Environmental Engineering and Earth Sciences, Clemson University, SC 29634-0919, USA.
Health Phys. 2012 Jun;102(6):637-45. doi: 10.1097/HP.0b013e3182430106.
Three statistical control chart methods were investigated to determine the one with the highest detection probability and the best average run length (ARL). The three control charts include the Shewhart control chart of count data, cumulative sum (CUSUM) analysis of count data (Poisson CUSUM), and CUSUM analysis of time-interval (time difference between two consecutive radiation pulses) data (time-interval CUSUM). The time-interval CUSUM (CUSUMti) control chart was compared with the Poisson CUSUM (CUSUMcnt) and the Shewhart control charts with experimental and simulated data. The experimental data were acquired with a DGF-4C (XIA, Inc.) system in list mode. Simulated data were obtained by using Monte Carlo techniques to obtain a random sampling of a Poisson process. All statistical algorithms were developed using R (R Development Core Team). Detection probabilities and ARLs for the three methods were compared. The time-interval CUSUM control chart resulted in a similar detection probability as that of the Poisson CUSUM control chart but had the shortest ARL at relatively higher radiation levels; e.g., about 40% shorter than the Poisson CUSUM at 10.0 counts per second (cps) (five times above the background count rate).
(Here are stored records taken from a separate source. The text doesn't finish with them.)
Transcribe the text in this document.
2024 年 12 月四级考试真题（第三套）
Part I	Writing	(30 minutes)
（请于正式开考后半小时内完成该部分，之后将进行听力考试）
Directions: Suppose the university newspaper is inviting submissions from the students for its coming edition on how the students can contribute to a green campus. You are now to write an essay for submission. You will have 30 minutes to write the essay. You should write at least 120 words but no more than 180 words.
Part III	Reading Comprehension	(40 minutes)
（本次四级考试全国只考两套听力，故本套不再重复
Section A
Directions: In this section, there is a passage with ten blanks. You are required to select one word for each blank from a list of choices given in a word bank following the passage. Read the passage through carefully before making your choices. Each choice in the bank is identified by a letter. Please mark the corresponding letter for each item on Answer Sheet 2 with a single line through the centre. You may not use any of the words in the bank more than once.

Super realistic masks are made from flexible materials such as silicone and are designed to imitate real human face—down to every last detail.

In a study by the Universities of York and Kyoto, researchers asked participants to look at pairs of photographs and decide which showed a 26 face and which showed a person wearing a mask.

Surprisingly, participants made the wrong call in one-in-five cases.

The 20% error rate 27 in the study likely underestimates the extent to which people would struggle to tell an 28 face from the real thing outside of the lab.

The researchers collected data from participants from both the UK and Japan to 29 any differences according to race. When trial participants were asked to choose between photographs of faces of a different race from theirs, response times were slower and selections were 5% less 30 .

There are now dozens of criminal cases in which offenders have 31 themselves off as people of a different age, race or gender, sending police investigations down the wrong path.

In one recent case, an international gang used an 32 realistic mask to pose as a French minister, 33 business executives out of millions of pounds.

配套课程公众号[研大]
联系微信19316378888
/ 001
Both CUSUM control charts resulted in a higher detection probability than that of the Shewhart control chart; e.g., 100% greater than the Shewhart control method at 4.0 cps (two times above the background count rate). In addition, when time-interval information was used, the CUSUM control chart coupled with a modified runs rule (mrCUSUMti) showed the ability to further reduce the time needed to respond to changes in radiation levels and keep the false positive rate at a required level.
研究了三种统计控制图方法,以确定具有最高检测概率和最佳平均运行长度(ARL)的方法。这三种控制图包括计数值的休哈特控制图、计数值的累积和(CUSUM)分析(泊松 CUSUM)和时间间隔(两个连续辐射脉冲之间的时间差)数据的 CUSUM 分析(时间间隔 CUSUM)。时间间隔 CUSUM(CUSUMti)控制图与泊松 CUSUM(CUSUMcnt)和休哈特控制图进行了比较,实验和模拟数据。实验数据是使用 DGF-4C(XIA,Inc.)系统以列表模式采集的。模拟数据是通过使用蒙特卡罗技术获得泊松过程的随机抽样来获得的。所有统计算法均使用 R(R 开发核心团队)开发。比较了三种方法的检测概率和 ARL。时间间隔 CUSUM 控制图的检测概率与泊松 CUSUM 控制图相似,但在相对较高的辐射水平下具有最短的 ARL;例如,在每秒 10.0 个计数(cps)(背景计数率的五倍)时,比泊松 CUSUM 短约 40%。两种 CUSUM 控制图的检测概率均高于休哈特控制图;例如,在每秒 4.0 cps(背景计数率的两倍)时,比休哈特控制方法高 100%。此外,当使用时间间隔信息时,与修改后的运行规则(mrCUSUMti)相结合的 CUSUM 控制图显示出进一步减少响应辐射水平变化所需时间的能力,并将误报率保持在所需水平。